Patienten mit Leukämie, einer umfangreichen Knochenmarkbeteiligung oder einer bereits erfolgten Stammzelltransplantation wurden von der Studie ausgeschlossen.
Fünfundvierzig pädiatrische Patienten (im Alter von 1 bis unter 18 Jahren) wurden im Verhältnis von 2:1 randomisiert und erhielten entweder 0,24 mg/kg Mozobil plus Standardmobilisierung (G-CSF mit oder ohne Chemotherapie) oder nur eine Standardmobilisierung (Kontrollarm).
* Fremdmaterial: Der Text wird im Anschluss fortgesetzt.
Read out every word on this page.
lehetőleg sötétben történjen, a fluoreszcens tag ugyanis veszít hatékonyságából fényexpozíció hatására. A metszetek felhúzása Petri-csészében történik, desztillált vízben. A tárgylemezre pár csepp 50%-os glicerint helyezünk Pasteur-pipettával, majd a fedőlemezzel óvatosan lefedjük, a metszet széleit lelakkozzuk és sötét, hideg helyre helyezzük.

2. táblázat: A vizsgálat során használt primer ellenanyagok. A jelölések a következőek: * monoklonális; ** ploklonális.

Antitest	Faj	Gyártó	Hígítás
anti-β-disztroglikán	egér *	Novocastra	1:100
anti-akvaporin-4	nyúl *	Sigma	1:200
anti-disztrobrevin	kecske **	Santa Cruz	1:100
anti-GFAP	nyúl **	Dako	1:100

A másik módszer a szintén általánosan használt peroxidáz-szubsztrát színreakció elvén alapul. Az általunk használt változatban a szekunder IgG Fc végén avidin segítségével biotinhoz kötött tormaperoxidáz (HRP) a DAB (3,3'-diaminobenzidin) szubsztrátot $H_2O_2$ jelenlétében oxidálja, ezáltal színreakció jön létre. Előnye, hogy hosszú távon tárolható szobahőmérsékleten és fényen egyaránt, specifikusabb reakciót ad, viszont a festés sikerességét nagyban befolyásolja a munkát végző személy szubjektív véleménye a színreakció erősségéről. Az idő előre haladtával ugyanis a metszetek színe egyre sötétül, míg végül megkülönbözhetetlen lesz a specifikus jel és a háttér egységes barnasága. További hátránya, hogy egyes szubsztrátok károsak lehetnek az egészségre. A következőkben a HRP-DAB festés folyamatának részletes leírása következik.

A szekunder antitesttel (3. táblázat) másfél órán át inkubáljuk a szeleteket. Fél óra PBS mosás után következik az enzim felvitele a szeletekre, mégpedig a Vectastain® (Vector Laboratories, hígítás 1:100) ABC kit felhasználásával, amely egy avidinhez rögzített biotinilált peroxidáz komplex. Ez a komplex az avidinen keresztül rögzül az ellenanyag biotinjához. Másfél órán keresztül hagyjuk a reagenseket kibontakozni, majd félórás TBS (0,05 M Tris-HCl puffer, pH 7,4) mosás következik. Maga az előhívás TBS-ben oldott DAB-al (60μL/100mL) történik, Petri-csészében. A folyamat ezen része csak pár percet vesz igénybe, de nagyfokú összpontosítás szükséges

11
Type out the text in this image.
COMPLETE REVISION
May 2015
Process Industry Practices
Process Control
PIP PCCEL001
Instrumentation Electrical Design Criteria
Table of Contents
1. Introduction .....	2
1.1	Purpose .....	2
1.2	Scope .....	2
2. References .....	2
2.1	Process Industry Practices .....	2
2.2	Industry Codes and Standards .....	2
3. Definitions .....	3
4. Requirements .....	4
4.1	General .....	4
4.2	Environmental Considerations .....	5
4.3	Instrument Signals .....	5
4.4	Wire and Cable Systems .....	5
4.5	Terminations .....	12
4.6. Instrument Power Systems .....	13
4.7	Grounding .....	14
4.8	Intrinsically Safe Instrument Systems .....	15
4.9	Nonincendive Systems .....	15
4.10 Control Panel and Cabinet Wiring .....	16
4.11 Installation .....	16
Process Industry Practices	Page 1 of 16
Das mediane Alter lag im Mozobil-Arm bei 5,3 Jahren (Minimum: 1, Maximum: 18) und im Kontrollarm bei 4,7 Jahren (Minimum: 1, Maximum: 17). Nur ein Patient unter 2 Jahren wurde in den Plerixafor-Behandlungsarm randomisiert. Am Tag vor der ersten Zytapherese (d.h. vor der ersten Verabreichung von Plerixafor im Behandlungsarm) gab es zwischen den beiden Behandlungsarmen ein Ungleichgewicht hinsichtlich der Anzahl der CD34+-Zellen im peripheren Blut mit einem Median von 15 Zellen/μl im Mozobil-Arm gegenüber 35 Zellen/μl im Kontrollarm. Die primäre Analyse ergab, dass sich bei 80% der Patienten im Mozobil-Arm die Anzahl der CD34+-Zellen im peripheren Blut zwischen dem Morgen des Tages vor der ersten Zytapherese bis zum Morgen der ersten Zytapherese mindestens verdoppelte, während dies nur bei 28,6% der Patienten im Kontrollarm (p = 0,0019) zu beobachten war. Die Anzahl der CD34+-Zellen im peripheren Blut stieg vom Morgen des Tages vor der ersten Zytapherese bis zum Morgen der ersten Zytapherese im Mozobil-Arm im Median um das 3,2-fache an, während sie sich im Kontrollarm im Median um das 1,4-fache erhöhte.
Dagegen gab es keine klinisch relevanten Unterschiede zwischen den beiden Gruppen bezüglich der Gesamtzahl der im Verlauf der Studie geernteten CD34+-Stammzellen sowie bezüglich des Anteils der anschliessend transplantierten Patienten.